Kapital 1.:
614-625
„Sosehr die
kapitalistische Aneignungsweise ... den ursprünglichen Gesetzen der
Warenproduktion ins Gesicht zu schlagen scheint, so entspringt sie doch
keineswegs aus der Verletzung, sondern im Gegenteil aus der Anwendung
dieser Gesetze. Ein kurzer Rückblick auf die Reihenfolge der
Bewegungsphasen, deren Schlusspunkt die kapitalistische Akkumulation ist,
stelle dies nochmals klar. Zuerst haben wir gesehen, dass die
ursprüngliche Verwandlung einer Wertsumme in Kapital sich durchaus gemäß
den Gesetzen des Austausches vollzog. Der eine Kontrahent verkauft seine
Arbeitskraft, der andre kauft sie. Der erstere empfängt den Wert seiner
Ware, deren Gebrauchswert - die Arbeit - damit an den zweiten veräußert
ist. Dieser verwandelt nunmehr ihm bereits gehörende Produktionsmittel mit
Hilfe von ihm ebenfalls gehörender Arbeit in eine neues Produkt, das ihm
ebenfalls von Rechts wegen gehört. Der Wert dieses Produkts schließt
ein: erstens den Wert der verbrauchten Produktionsmittel... Der Wert des neuen Produkts
schließt ferner ein: das Äquivalent (Wertgleiches) des Werts der
Arbeitskraft und einen Mehrwert.
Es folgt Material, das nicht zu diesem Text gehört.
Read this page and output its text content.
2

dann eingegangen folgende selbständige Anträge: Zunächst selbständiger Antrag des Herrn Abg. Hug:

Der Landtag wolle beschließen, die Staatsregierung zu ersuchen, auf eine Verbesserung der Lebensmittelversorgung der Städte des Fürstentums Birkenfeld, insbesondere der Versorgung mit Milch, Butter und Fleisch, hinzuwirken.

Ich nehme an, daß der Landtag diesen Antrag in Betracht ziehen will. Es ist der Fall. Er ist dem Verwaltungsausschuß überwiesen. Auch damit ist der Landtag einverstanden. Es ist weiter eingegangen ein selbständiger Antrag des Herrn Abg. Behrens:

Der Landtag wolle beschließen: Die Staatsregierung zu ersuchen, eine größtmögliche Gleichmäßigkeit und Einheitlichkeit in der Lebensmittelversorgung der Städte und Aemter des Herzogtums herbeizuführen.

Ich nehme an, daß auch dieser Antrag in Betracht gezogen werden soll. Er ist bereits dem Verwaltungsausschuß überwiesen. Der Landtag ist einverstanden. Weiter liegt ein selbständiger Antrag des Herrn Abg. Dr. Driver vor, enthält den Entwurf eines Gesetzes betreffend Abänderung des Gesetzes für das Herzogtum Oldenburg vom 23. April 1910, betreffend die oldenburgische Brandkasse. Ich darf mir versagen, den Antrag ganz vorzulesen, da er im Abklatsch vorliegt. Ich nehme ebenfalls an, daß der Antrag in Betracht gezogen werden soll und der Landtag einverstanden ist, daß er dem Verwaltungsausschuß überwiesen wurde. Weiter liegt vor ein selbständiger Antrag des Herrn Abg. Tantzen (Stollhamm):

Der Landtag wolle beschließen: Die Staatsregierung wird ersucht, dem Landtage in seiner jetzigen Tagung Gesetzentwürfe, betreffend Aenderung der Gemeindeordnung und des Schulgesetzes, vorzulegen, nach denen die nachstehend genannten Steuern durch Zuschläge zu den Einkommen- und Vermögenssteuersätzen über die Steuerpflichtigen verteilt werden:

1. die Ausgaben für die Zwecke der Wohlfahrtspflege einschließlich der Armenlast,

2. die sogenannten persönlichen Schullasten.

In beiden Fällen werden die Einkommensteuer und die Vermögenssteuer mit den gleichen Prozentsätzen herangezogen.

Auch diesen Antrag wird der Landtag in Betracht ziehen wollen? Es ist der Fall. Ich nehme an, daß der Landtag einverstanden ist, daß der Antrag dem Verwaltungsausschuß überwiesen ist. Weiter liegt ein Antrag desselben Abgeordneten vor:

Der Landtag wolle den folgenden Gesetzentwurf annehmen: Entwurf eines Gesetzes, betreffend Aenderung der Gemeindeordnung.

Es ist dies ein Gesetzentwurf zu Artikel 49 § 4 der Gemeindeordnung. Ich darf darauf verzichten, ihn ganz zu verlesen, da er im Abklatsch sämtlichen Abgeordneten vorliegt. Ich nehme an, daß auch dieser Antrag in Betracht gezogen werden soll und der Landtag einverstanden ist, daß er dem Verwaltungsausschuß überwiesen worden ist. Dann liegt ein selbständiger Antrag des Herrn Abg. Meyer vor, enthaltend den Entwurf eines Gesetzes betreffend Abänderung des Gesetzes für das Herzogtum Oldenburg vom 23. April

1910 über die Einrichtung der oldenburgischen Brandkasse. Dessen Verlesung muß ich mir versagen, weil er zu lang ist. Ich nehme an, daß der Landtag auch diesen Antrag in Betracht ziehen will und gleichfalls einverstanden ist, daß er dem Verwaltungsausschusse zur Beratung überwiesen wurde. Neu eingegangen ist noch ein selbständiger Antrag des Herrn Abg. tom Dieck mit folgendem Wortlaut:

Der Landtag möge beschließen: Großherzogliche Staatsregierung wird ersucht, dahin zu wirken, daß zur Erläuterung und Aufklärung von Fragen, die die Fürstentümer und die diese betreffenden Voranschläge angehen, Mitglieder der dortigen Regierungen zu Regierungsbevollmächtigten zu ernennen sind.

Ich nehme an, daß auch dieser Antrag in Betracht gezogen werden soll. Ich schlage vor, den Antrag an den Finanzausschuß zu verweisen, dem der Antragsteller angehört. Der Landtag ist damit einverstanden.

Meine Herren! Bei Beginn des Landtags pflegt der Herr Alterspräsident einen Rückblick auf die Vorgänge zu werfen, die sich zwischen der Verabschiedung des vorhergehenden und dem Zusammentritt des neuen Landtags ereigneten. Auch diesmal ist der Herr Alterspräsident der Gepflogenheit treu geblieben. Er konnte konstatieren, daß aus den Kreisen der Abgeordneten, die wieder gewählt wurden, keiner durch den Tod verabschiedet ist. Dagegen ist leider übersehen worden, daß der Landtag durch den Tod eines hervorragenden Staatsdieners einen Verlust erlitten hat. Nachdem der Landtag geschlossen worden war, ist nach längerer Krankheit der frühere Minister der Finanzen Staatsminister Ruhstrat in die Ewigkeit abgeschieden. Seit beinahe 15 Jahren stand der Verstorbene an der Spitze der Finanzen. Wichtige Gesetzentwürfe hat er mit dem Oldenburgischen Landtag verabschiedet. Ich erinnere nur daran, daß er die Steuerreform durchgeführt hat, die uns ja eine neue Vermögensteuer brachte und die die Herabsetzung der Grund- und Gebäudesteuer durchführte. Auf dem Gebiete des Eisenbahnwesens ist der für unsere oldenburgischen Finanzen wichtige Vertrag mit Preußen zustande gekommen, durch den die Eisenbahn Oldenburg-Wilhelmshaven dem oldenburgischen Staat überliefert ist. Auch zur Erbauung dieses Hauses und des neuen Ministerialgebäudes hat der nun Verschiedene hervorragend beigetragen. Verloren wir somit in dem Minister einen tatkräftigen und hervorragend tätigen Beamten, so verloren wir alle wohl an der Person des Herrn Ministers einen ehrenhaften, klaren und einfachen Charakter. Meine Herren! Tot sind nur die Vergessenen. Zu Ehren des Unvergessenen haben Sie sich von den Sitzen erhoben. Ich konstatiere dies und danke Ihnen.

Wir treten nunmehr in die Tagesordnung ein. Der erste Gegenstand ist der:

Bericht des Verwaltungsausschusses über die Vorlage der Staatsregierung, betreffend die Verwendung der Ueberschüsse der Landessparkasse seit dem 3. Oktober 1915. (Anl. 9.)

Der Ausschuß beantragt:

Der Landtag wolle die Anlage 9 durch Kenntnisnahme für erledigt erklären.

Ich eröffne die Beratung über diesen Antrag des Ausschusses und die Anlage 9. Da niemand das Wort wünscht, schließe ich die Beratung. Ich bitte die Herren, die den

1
Und zwar deshalb, weil die für einen
bestimmten Zeitraum, Tag, Woche etc. verkaufte Arbeitskraft weniger Wert
besitzt, als ihr Gebrauch während dieser Zeit schafft.“ K. Marx, Kapital
I.: 610.
„Die ursprüngliche Verwandlung des Geldes in Kapital
vollzieht sich also im genauesten Einklang mit den ökonomischen Gesetzen
der Warenproduktion und mit dem daraus sich ableitenden Eigentumsrecht.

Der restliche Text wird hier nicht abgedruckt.